Scarface (1932) |
The Godfather was the Mafia movie of the 1970s, and one that has done much to form the public conception of organized crime today. But it was not the first popular film to do so.
Scarface was made in 1932. Preceded by two noteworthy crime movies, Little Caesar and Public Enemy—the former patterned after the exploits of Chicago's Cardinelli gang and the latter after that city's O'Banion Gang—Scarface enjoyed the greatest impact because of a notorious curiosity about and fear of Al Capone. Accurate about the scar, there remained questions about its authenticity—especially from Al Capone himself. At least Capone saw few similarities—and sent a couple of torpedoes to check out the facts.

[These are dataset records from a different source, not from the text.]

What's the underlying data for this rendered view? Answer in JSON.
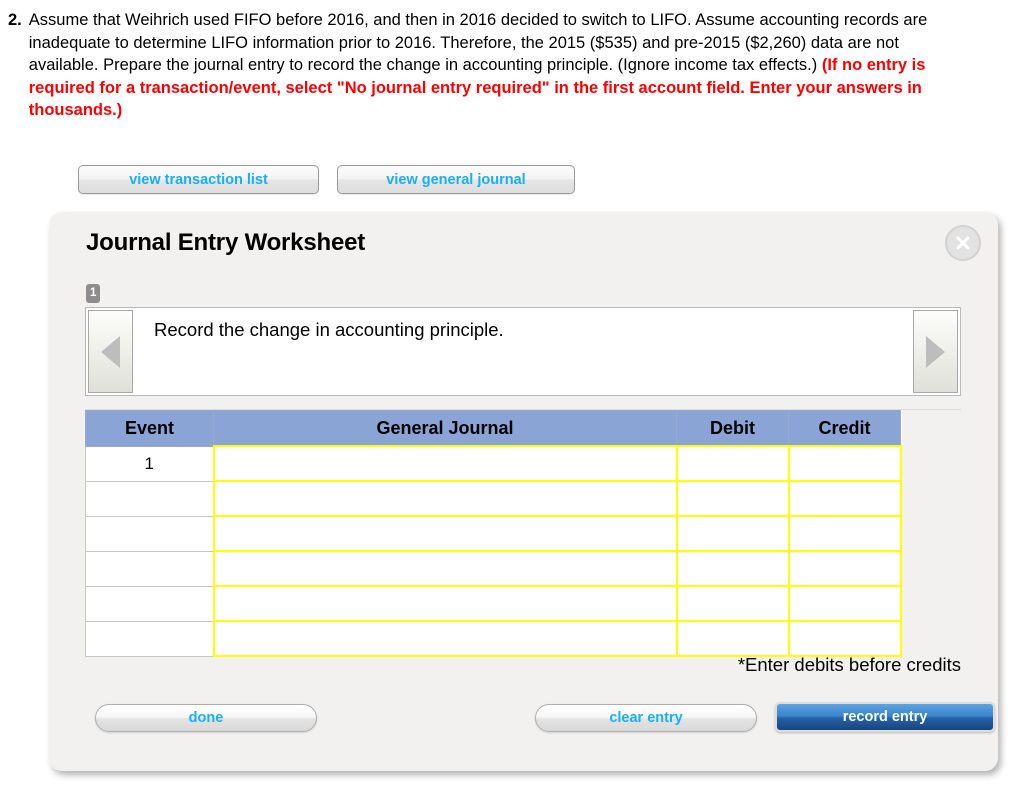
{
  "question": {
    "number": "2.",
    "text_plain": "Assume that Weihrich used FIFO before 2016, and then in 2016 decided to switch to LIFO. Assume accounting records are inadequate to determine LIFO information prior to 2016. Therefore, the 2015 ($535) and pre-2015 ($2,260) data are not available. Prepare the journal entry to record the change in accounting principle. (Ignore income tax effects.) ",
    "text_emphasis": "(If no entry is required for a transaction/event, select \"No journal entry required\" in the first account field. Enter your answers in thousands.)",
    "emphasis_color": "#ff0000"
  },
  "view_buttons": {
    "transaction_list": "view transaction list",
    "general_journal": "view general journal"
  },
  "worksheet": {
    "title": "Journal Entry Worksheet",
    "close_icon": "close-x-icon",
    "tab_badge": "1",
    "prev_icon": "chevron-left-icon",
    "next_icon": "chevron-right-icon",
    "description": "Record the change in accounting principle.",
    "note": "*Enter debits before credits",
    "table": {
      "headers": [
        "Event",
        "General Journal",
        "Debit",
        "Credit"
      ],
      "rows": [
        {
          "event": "1",
          "general_journal": "",
          "debit": "",
          "credit": ""
        },
        {
          "event": "",
          "general_journal": "",
          "debit": "",
          "credit": ""
        },
        {
          "event": "",
          "general_journal": "",
          "debit": "",
          "credit": ""
        },
        {
          "event": "",
          "general_journal": "",
          "debit": "",
          "credit": ""
        },
        {
          "event": "",
          "general_journal": "",
          "debit": "",
          "credit": ""
        },
        {
          "event": "",
          "general_journal": "",
          "debit": "",
          "credit": ""
        }
      ],
      "header_color": "#8ba4d6",
      "input_border_color": "#ffff00"
    },
    "buttons": {
      "done": "done",
      "clear_entry": "clear entry",
      "record_entry": "record entry"
    }
  }
}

The screenplay had been written by Ben Hecht for Howard Hughes's studio. One night there was a knock on the door of Hecht's Los Angeles hotel room, and two sinister-looking hoods confronted him with a copy of the screenplay.
"You the guy who wrote this?" one demanded. Hecht had to admit he was.
"Is this stuff about Al Capone?"
"God, no!" Hecht assured them. "I don't even know Al." He rattled off the names of Chicago underworld characters he had known in his reporter days—Big Jim Colosimo, Dion O'Banion, Hymie Weiss.
The Capone emissaries were appeased, one announcing: "O.K. then. We'll tell Al this stuff you wrote is about them other guys." As they started to leave, however, the other one had a thought. "If this stuff isn't about Al Capone, why are you calling it Scarface? Everybody'll think it's him."
"That's the reason," Hecht replied. "Al is one of the most famous and fascinating men of our time. If you call the movie Scarface, everybody will want to see it, figuring it's about Al. That's part of the racket we call showmanship."
This was a readily accepted explanation. If there was anything the Capones appreciated it was a scam. "I'll tell Al. Who's this fella Howard Hughes?"
"He's got nothing to do with it. He's the sucker with the money."
"O.K. The hell with him." Placated Capone's hoods departed.
The power structure of Chicago was not nearly as placated about Scarface however. As Ralph Salerno and John S. Tompkins have noted in The Crime Confederation, "The movie was so explicit in its exposure of municipal corruption that the city of Chicago banned it until World War II."